The small white flowers are borne in panicles, up to 12 inches in length, during the fall.
They are followed by round, orange berries, up to 0.8 inches wide, that make an excellent soap substitute when crushed.
The bark is gray, rough and scaly.
Hardy zones 9 to 12 ( knock to tolerate 18 F without damage ).

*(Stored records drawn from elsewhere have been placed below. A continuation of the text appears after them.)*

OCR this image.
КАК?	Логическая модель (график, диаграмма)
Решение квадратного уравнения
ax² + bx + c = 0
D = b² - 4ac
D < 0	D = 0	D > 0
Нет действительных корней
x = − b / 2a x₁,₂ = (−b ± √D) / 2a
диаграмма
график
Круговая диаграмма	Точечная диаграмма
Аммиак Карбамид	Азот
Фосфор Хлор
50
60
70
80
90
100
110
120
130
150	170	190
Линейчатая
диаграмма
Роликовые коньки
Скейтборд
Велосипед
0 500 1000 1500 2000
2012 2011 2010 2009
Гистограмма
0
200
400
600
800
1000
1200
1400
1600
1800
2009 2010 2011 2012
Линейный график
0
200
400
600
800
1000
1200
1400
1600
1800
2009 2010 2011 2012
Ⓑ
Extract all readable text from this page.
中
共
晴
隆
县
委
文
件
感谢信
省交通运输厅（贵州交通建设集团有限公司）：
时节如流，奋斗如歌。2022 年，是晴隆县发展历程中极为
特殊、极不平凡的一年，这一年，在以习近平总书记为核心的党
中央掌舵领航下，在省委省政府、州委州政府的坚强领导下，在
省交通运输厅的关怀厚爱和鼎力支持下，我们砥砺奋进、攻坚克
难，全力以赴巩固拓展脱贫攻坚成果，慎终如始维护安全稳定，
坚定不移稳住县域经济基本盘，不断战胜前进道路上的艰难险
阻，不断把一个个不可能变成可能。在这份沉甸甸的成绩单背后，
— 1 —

* photo taken on Jan 3 2011 @ Deerfield Beach Arboretum, Florida


RELATED TREES

Eurycorymbus cavaleriae
A medium size tree native to central China that can reach a maximum size of 66 feet.
The pinnate leaves, up to 18 inches in length, are composed of leaflets, up to 4.5 x 1.5 inches in size.
Hardy zones 7b to 9 tolerating as low as 0 F

Ungnadia speciosa ( Mexican-Buckeye )
A moderate growing, rounded, large shrub or small tree that is often multi stemmed, reaching around 15 x 15 feet that is native to southern New Mexico and including most of Texas except the far north and east, and south into northeast Mexico. The largest on record is 33 x 28 feet with a trunk diameter of 1 foot.
The compound pinnate foliage up to 10 inches in length are composed of 5 to 13 ( rarely over 7 ) ovate leaflets up to 4 inches in length. The foliage resembles that of a Buckeye more than Sapindaceae family in which it belongs. The attractive foliage is glossy deep green, turning to intense golden-yellow during autumn.
In early spring flowers, up to an inch across, similar in appearance to that of the Redbud appear in showy clusters along the twigs in early spring before or with the emerging foliage.
The fruit are a hanging capsule up to 1.5 inches in length that contain 3 round hard seeds up to 0.5 inches across.
Hardy zones 7 to 9 ( tolerating 0 F ) in full sun on just about any well drained soil. It is tolerant of limestone soils and clay.

* photos taken @ U.S. Botanical Garden, Wash., DC on Aug 25 2014

* photos taken on Aug 24 2017 @ U.S. Botanic Garden, Wash. DC.